Community health workers are selected by their own communities. They receive basic medical training including,
- Treating mothers and babies with malaria
- Helping tuberculosis (TB) patients to take their treatment correctly
- Educating communities on HIV prevention
With this life-saving knowledge, as well as basic equipment and medicine, community health workers are able to diagnose and treat people within minutes from their home.
Training health workers closer to people’s homes reduces the time lost in travelling to the nearest health clinic, which is often hours or even days away. This means that understaffed and crowded health clinics are less congested with patients who can be treated safely in their homes.
Each year, AMREF trains more than 10,000 community health workers from villages across Africa.
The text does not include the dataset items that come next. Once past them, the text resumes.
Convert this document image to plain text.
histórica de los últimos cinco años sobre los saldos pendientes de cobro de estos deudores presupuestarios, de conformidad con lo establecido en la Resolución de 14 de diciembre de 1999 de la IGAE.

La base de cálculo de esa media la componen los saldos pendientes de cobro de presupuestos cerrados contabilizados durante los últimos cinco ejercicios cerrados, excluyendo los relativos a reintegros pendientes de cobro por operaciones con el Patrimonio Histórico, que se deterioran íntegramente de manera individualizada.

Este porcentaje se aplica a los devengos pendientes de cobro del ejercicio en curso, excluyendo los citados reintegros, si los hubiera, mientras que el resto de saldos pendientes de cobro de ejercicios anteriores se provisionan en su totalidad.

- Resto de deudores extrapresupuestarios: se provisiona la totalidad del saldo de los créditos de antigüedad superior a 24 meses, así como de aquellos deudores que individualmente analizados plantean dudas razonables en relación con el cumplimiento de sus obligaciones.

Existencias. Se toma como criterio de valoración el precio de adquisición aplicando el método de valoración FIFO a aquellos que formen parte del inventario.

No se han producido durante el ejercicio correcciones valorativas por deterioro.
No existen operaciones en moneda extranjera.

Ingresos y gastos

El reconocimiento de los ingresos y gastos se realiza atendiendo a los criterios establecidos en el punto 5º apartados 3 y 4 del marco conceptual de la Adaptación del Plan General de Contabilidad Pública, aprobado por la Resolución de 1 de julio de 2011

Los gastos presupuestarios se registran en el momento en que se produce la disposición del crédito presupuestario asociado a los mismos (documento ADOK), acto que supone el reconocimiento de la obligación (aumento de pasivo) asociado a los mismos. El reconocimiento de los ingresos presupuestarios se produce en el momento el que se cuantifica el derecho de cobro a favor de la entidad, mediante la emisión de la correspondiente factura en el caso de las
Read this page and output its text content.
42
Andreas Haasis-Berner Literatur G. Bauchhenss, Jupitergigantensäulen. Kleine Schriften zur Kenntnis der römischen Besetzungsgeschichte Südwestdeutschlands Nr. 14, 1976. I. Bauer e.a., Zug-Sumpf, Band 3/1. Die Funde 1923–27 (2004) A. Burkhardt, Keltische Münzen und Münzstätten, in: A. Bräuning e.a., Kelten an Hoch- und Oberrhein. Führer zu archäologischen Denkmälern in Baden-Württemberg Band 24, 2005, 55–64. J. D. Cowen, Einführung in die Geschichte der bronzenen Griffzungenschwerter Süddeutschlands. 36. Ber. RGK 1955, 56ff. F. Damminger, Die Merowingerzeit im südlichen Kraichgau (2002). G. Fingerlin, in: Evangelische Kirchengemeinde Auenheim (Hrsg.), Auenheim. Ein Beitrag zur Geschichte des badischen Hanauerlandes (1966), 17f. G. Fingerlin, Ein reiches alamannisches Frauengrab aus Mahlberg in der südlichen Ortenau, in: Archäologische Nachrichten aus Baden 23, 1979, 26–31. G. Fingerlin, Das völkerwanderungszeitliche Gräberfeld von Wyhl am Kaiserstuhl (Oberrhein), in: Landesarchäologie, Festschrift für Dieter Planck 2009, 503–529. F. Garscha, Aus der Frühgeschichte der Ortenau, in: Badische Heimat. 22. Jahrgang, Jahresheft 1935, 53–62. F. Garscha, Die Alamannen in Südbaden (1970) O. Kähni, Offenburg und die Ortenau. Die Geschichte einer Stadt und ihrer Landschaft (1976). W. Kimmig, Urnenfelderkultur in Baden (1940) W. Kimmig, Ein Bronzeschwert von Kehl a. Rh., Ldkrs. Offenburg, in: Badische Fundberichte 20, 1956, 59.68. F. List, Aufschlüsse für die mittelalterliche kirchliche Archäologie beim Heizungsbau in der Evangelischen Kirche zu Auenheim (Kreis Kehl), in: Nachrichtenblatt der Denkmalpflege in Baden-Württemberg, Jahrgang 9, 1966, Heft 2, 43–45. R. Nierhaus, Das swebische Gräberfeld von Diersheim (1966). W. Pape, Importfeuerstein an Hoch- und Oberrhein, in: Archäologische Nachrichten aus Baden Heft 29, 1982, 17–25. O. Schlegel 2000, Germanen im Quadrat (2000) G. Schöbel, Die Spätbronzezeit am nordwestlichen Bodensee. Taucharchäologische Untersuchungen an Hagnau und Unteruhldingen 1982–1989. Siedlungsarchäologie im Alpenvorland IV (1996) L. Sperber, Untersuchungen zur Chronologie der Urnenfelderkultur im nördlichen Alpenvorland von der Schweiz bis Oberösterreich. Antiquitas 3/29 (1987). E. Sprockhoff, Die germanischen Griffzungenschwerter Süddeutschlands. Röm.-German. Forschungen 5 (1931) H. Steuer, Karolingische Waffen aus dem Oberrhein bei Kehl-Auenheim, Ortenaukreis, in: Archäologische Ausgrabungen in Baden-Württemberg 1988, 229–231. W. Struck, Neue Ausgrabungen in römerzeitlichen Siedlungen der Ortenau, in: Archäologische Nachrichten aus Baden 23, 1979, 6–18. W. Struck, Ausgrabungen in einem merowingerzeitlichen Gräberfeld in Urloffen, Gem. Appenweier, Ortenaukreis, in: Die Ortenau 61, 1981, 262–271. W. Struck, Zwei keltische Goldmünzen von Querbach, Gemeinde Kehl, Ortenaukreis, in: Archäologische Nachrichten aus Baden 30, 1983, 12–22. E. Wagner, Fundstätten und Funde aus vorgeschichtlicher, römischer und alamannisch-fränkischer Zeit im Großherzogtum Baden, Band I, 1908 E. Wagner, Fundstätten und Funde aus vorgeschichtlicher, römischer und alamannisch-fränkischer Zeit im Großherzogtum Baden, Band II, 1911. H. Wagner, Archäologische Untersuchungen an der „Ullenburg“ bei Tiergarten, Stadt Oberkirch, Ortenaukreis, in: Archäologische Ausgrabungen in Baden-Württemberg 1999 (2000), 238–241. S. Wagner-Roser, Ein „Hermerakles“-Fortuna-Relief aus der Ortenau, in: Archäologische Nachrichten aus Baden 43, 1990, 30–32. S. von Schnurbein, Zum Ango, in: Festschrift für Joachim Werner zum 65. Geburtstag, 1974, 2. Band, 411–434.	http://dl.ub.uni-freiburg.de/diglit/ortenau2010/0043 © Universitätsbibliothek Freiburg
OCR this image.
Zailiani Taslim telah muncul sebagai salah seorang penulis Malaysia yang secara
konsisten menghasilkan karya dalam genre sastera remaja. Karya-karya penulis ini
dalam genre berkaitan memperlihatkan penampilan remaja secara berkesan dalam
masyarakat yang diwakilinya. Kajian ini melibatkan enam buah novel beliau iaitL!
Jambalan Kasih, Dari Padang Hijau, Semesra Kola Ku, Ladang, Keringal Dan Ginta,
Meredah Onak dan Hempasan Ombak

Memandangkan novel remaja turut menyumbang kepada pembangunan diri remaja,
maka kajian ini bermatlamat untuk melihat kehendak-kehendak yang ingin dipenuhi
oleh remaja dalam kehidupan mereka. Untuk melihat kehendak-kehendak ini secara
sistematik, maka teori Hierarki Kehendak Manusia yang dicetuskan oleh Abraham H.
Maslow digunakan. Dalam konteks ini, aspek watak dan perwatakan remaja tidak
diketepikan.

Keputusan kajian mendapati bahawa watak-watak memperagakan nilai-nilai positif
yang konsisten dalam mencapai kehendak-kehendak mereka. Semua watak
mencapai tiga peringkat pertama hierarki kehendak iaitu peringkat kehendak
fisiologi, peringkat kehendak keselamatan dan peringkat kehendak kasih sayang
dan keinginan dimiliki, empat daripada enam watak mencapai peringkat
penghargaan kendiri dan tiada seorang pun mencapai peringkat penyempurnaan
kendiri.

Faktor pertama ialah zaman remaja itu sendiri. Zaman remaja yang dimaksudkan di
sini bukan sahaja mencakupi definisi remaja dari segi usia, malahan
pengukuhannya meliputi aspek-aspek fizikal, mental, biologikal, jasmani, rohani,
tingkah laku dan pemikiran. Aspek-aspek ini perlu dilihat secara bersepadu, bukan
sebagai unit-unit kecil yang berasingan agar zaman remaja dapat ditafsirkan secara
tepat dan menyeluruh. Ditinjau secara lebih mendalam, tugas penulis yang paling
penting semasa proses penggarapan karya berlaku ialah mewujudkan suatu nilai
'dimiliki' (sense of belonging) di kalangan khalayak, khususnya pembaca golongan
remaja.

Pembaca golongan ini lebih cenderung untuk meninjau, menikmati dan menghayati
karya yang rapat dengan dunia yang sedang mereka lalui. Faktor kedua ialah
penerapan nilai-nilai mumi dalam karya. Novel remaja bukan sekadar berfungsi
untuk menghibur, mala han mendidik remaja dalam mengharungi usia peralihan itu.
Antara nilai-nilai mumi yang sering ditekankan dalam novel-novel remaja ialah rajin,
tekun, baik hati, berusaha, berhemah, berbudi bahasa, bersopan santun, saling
While community health workers do not have the same abilities as trained doctors or nurses, they are trained to recognize and refer more complicated cases. AMREF ensures they are linked to formal health centers and hospitals. This is essential not only to ensure quality and consistency of care but also to avoid creating a two-tiered health system. To ensure their knowledge is relevant and up-to-date, AMREF also provides community health workers with regular refresher courses.
Individuals garner a great deal of respect when they are trained as a community health worker. However, AMREF also provides other incentives such as bicycles, to ensure that the the volunteers are rewarded for their efforts and remain satisfied with their roles.